Of the many layers of themes, I see two major ones. One is at a
national level, the other on a very personal level. The former is
political, the latter a living, bounded by love and jealousy. Both
levels compliment each other, to and fro. Both stand at par. The
conveyance of both messages to the audience is equally important in the
eyes of the director.
He looks at politics as a menace to the personal. Involvement in
politics kills individualism converting it again into a subversive
collectivism. It is this subversive collectivism that symbolizes the
inmates headed by Thisara in the asylum. They are the ones who suffer,
and are the ones affected in the collectivism. It is the price of
politics of those involved in it.
This is what punches the individual in society. This is exactly how
Thisara as an individual experiences and becomes a victim of the
circumstances. It is this dilemma of the individual that Jayantha
Chandrasiri drives home in a very truth-seeking undertone through his
creation.
Dilemma
Jayantha’s total concentration is directed on Thisara’s dilemma as a
person caught in between two worlds - past and the present, his personal
relationship with his wife, and his past girl friend. He lives in the
past and works in the present, and his present is his past.

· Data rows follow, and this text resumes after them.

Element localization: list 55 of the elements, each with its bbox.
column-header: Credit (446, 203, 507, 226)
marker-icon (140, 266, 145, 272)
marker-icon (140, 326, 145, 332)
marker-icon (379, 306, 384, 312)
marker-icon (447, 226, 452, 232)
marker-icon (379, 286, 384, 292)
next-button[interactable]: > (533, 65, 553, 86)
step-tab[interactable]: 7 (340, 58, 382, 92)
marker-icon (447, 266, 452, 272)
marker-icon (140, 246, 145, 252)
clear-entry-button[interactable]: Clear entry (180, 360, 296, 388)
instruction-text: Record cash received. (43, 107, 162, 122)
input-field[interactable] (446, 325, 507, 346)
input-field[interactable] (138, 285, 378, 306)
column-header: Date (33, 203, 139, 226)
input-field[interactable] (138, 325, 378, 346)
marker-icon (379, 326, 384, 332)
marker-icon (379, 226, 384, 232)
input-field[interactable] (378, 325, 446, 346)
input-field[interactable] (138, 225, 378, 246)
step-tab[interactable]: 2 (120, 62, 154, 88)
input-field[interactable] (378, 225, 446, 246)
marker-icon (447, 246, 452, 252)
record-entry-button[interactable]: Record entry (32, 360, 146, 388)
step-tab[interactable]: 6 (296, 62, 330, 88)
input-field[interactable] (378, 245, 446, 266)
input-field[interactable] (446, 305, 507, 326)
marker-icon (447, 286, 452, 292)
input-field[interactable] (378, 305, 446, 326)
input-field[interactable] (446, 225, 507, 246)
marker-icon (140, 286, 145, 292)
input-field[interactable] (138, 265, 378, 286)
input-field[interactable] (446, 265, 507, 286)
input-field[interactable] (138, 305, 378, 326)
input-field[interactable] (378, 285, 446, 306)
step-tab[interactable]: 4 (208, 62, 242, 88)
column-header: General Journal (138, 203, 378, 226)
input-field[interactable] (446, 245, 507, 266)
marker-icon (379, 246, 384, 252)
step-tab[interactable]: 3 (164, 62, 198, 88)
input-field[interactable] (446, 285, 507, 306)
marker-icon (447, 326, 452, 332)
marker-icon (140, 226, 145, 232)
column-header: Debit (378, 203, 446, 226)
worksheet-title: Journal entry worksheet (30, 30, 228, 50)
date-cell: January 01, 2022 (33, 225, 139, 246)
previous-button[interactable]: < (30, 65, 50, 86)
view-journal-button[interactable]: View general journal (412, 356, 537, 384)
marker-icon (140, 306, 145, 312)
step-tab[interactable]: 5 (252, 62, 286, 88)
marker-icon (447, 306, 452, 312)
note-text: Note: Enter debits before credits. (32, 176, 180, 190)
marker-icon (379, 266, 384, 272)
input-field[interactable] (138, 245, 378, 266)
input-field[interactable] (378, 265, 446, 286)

This is clear in his mind when the reflections of the past mirror in
him even when he is rolling over on to the opposite side on bed besides
his jealous, possessive wife, Rangi, (Sangeetha Weerarathna) after
returning from the mental hospital. He is guarded by the love and
sympathy of his first adored, his cousin, (Yasodha Wimaladharma).
He lives with those sentiments when he finds he is away from
politics. These feelings derive from tradition, symbolically represented
by the play of drums by his cousin as watched and guided by his uncle, (Ranganath)
as the film reaches its climactic end, unlike at the very start the
playing was in the hands of his uncle, institute his thoughts on the
past.
The introduction of drum beats at the start and at the end embraces
the established societal order and its harmony on the continuation of
tradition, and on honest adherence to it within the social structure
that we live in without corrupting it. Who corrupts it? The dishonest
self-absorbed politicians!
Whilst Premasiri Khemadasa’s creative and dramatized music score
encompasses the flow of the film to its intensification, the casts’
accomplished performance as a whole flexes the theme effectively forcing
it in the minds of the viewers. Kamal Addararachchi’s portrayal as
Thisara is complex, subtle and insightful. Jackson Anthony as Gregory
Maha Adikaram is crafty, impressive, dominant and forceful.
culturally unspoiled
Yasodha Wimaladharma as Suramya is caring, understanding, forgiving,
pleasing innocent, inspiring, culturally unspoiled and unsophisticated
maintaining the traditional milieu in spite of her Western education,
notwithstanding the latter quality being forced on us to believe. This
could have been altered had the costume designer took care of it.
Sangeetha Weeraratne as Rangi is quick-witted, aggressive, jealous,
possessive, and yet remissive. All of them become good clay under the
innovative directorial liquefying of Jayantha Chandrasiri for a very
interesting film.
Guerilla Marketing has shades of Western film technicality and
editing. It helps to keep the tempo and involvement in it as an
experience. It’s a film that all cinema lovers must see.